Warning: This article contains descriptions of stalking and sexual harassment that may be distressing.
Patreon has been hosting a user offering creepshots—photos and videos predominantly taken of women’s body parts without their consent in public—for sale as benefits to paying subscribers.
Beyond the obvious harassment of stalking and filming someone for sexual gratification without their consent, some countries have recently enacted legislation making the creation of some types of these images illegal.
“You will see what you came for guaranteed,” one section of the Patreon page, that was removed after Motherboard sent the company multiple requests for comment, reads. Patreon did not respond to our requests for comment. When Motherboard viewed the profile, it had nearly 70 subscribers.
Do you work on content moderation at Patreon? We'd love to hear from you. Using a non-work phone or computer, you can contact Joseph Cox securely on Signal on +44 20 8133 5190, Wickr on josephcox, OTR chat on email@example.com, or email firstname.lastname@example.org.
Patreon lets creators such as game developers, musicians, or artists monetize access to their work, offering subscribers benefits varying between different levels of payment.
The person who originally alerted Motherboard to the creepshots account said they repeatedly reported the account to Patreon. The person shared their complaint emails with Motherboard.
“This user is selling creepshots. Creepshots are non-consensual images of women and girls for sexual purposes. These are invasive of women's privacy and in some instances could be in violation of local, state and federal laws,” the person who reported the account wrote to Patreon. “The Patreon I'm reporting is selling access to non-consensual images ("creepshots") of women and potentially minors for sexual purposes,” they wrote in another email to Patreon.
“I'm Vesper from the Trust & Safety team here at Patreon. Thank you for writing in—I can confirm that we have received your report. We will investigate the matter thoroughly and take the necessary actions,” Patreon replied to the person. “Thank you so much for caring about keeping the community safe. Please, note that the Trust & Safety team does not share details related to our investigation or actions that might be taken as a direct result of the investigation,” the company replied to the second complaint email.
The person who wrote the complaint told Motherboard the account was removed, but then swiftly restored.
It appears Patreon only permanently removed the offending profile after Motherboard reached out for comment.

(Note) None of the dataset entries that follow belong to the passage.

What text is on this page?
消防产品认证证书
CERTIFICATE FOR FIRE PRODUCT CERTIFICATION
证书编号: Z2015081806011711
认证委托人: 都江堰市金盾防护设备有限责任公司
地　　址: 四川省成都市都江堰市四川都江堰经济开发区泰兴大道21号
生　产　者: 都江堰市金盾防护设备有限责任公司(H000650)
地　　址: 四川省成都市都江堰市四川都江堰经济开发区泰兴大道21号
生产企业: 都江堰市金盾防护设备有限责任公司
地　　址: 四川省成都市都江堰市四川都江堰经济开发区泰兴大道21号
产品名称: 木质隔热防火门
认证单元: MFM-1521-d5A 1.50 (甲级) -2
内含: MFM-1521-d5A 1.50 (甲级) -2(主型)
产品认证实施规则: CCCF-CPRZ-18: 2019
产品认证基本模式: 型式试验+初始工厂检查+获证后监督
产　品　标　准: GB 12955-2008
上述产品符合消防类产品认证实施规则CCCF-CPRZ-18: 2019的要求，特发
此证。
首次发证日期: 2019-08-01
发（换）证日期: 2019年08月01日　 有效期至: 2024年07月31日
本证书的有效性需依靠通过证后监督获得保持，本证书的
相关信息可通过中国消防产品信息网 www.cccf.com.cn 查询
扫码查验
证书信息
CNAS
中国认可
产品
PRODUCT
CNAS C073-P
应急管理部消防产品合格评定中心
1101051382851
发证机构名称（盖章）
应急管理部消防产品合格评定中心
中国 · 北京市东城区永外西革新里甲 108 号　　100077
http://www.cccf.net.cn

The seller offered various tiers to paying subscribers. For around $5, customers would get five videos a week. For around $10 they would gain access to over 25 videos in an archive; the advert was explicitly focused on race, calling the tier “The Ethnic Club” and said “This tier is for all my lovers of color.” Finally, for around $20 a month, customers would receive “All festivals, concerts, parks, beach, grocery store and mall videos,” as well as “Private Videos never seen anywhere.”
In 2019, the UK made upskirting, where a person photographs or films up someone’s dress or skirt without their consent, illegal.
Various social media platforms have banned creepshots and similar material after years of directly facilitating its distribution. Motherboard has previously reported on how Tumblr has a massive creepshots problem, and on the existence of dedicated forums that trade in the material. A source with access to a private creepshots forum previously provided images from one site that showed people were filming women at Black Lives Matter protests.